After that, this line converts the number (currently between 2 and 30) into a usable position on the servo. This will depend heavily on how your robot is set up. In most cases, the servo’s range of motion will be greater than the range of the pieces of the robot itself. In the case of the robot arm I was using, I found that multiplying the number by two and adding 30 put it in the sweet spot, providing a functional range of 34 to 90.
myservo.write(servorotate); // sets the servo position according to the scaled value
delay(15); // waits for the servo to get there
Finally, this line will tell the servo to rotate to the specified position.
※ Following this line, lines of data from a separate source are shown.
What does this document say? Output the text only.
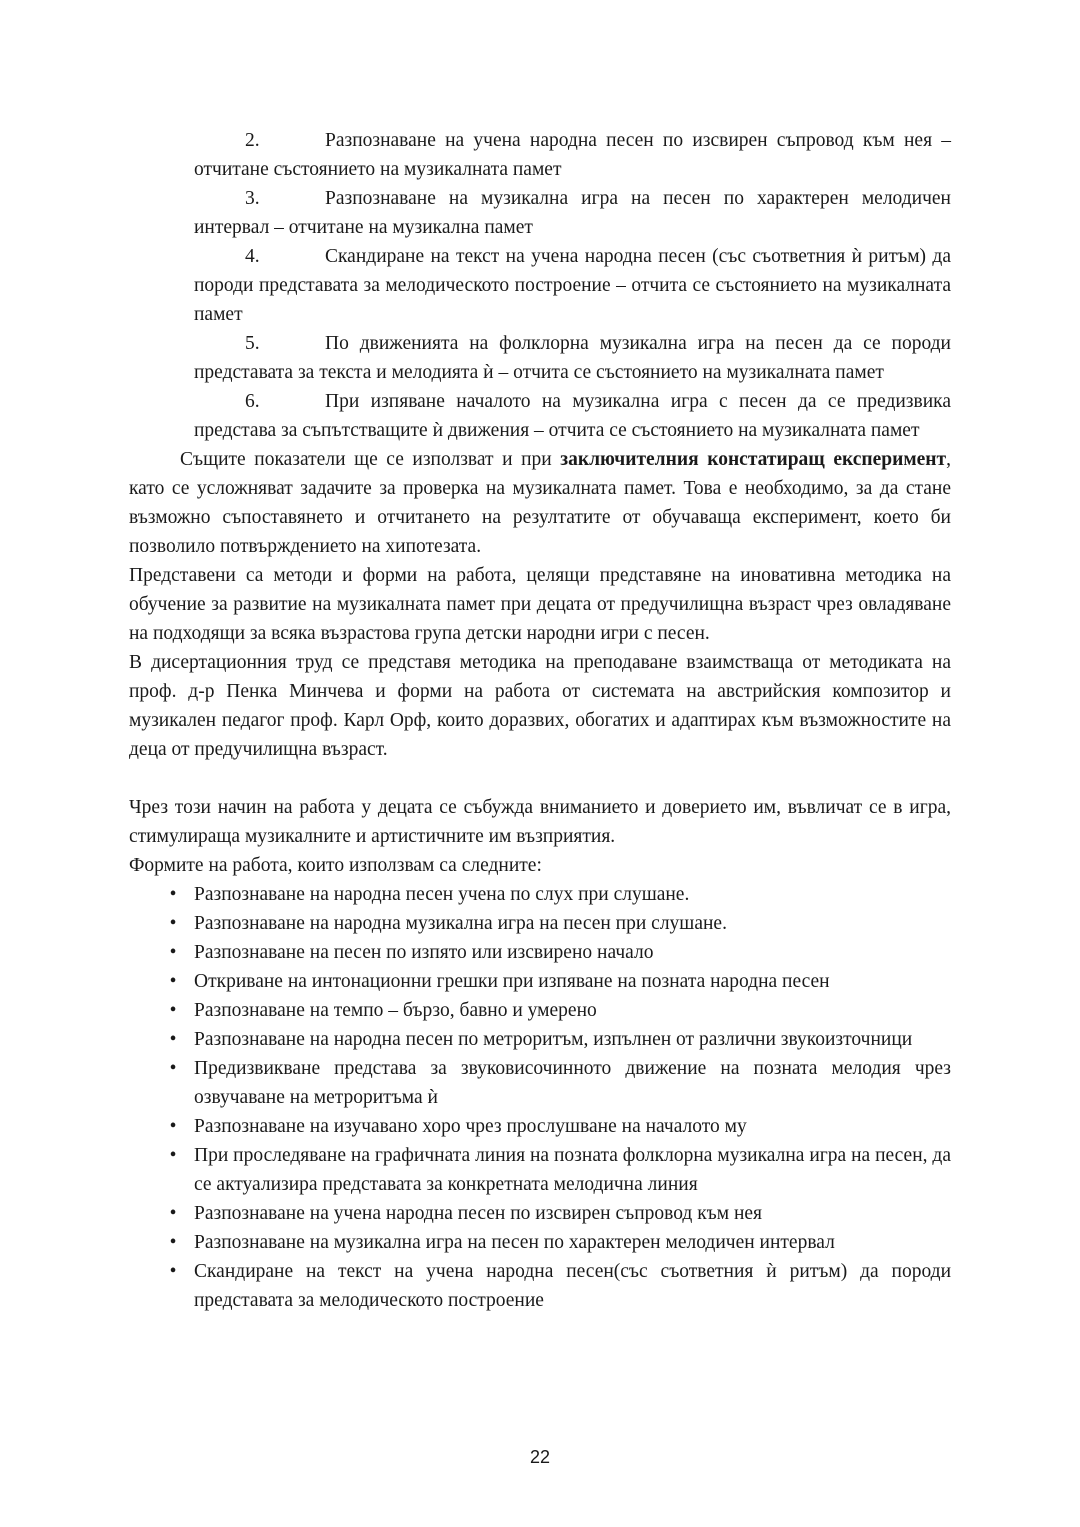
2.	Разпознаване на учена народна песен по изсвирен съпровод към нея – отчитане състоянието на музикалната памет
3.	Разпознаване на музикална игра на песен по характерен мелодичен интервал – отчитане на музикална памет
4.	Скандиране на текст на учена народна песен (със съответния ѝ ритъм) да породи представата за мелодическото построение – отчита се състоянието на музикалната памет
5.	По движенията на фолклорна музикална игра на песен да се породи представата за текста и мелодията ѝ – отчита се състоянието на музикалната памет
6.	При изпяване началото на музикална игра с песен да се предизвика представа за съпътстващите ѝ движения – отчита се състоянието на музикалната памет

Същите показатели ще се използват и при заключителния констатиращ експеримент, като се усложняват задачите за проверка на музикалната памет. Това е необходимо, за да стане възможно съпоставянето и отчитането на резултатите от обучаваща експеримент, което би позволило потвърждението на хипотезата.

Представени са методи и форми на работа, целящи представяне на иновативна методика на обучение за развитие на музикалната памет при децата от предучилищна възраст чрез овладяване на подходящи за всяка възрастова група детски народни игри с песен.

В дисертационния труд се представя методика на преподаване взаимстваща от методиката на проф. д-р Пенка Минчева и форми на работа от системата на австрийския композитор и музикален педагог проф. Карл Орф, които доразвих, обогатих и адаптирах към възможностите на деца от предучилищна възраст.

Чрез този начин на работа у децата се събужда вниманието и доверието им, въвличат се в игра, стимулираща музикалните и артистичните им възприятия.

Формите на работа, които използвам са следните:

• Разпознаване на народна песен учена по слух при слушане.
• Разпознаване на народна музикална игра на песен при слушане.
• Разпознаване на песен по изпято или изсвирено начало
• Откриване на интонационни грешки при изпяване на позната народна песен
• Разпознаване на темпо – бързо, бавно и умерено
• Разпознаване на народна песен по метроритъм, изпълнен от различни звукоизточници
• Предизвикване представа за звуковисочинното движение на позната мелодия чрез озвучаване на метроритъма ѝ
• Разпознаване на изучавано хоро чрез прослушване на началото му
• При проследяване на графичната линия на позната фолклорна музикална игра на песен, да се актуализира представата за конкретната мелодична линия
• Разпознаване на учена народна песен по изсвирен съпровод към нея
• Разпознаване на музикална игра на песен по характерен мелодичен интервал
• Скандиране на текст на учена народна песен(със съответния ѝ ритъм) да породи представата за мелодическото построение
22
The sketch will pause for 15 milliseconds to let the servo get into place. With too short of a delay, the servo can behave erratically. Too long and the movement won’t be smooth. While the values might vary depending on your setup—factors as simple as the length of the pieces you’re attaching to can play a part, so be sure to experiment! At the very least, this code should get you started.
Now, to wire everything up. It’s a good idea to upload the code you have to the Arduino first before everything is connected. While you might have to experiment a bit after uploading the code, it’s best to do as much before you connect the servo as you can. Image: Arduino Uno
Once you’re ready, follow these steps:
● Plug the HC-SR05 sensor into digital pins 2 through 6, with GND plugged into pin 2, and VCC plugged into pin 6. This should result in the sensors facing outwards, away from the Arduino.
● Plug the power wire on your servo into a 5V pin, and the ground wire into GND.
● Plug the yellow signal wire on the servo into pin 9.
Once everything is connected and the code is uploaded, place an object or your hand in front of the ultrasonic sensor. As you move it closer or further away, the servo should move backwards and forwards. You can tweak the code to make it move farther. You can also try adding a second servo that’s tied to the same sensor or add more sensors and inputs to control other servos independently.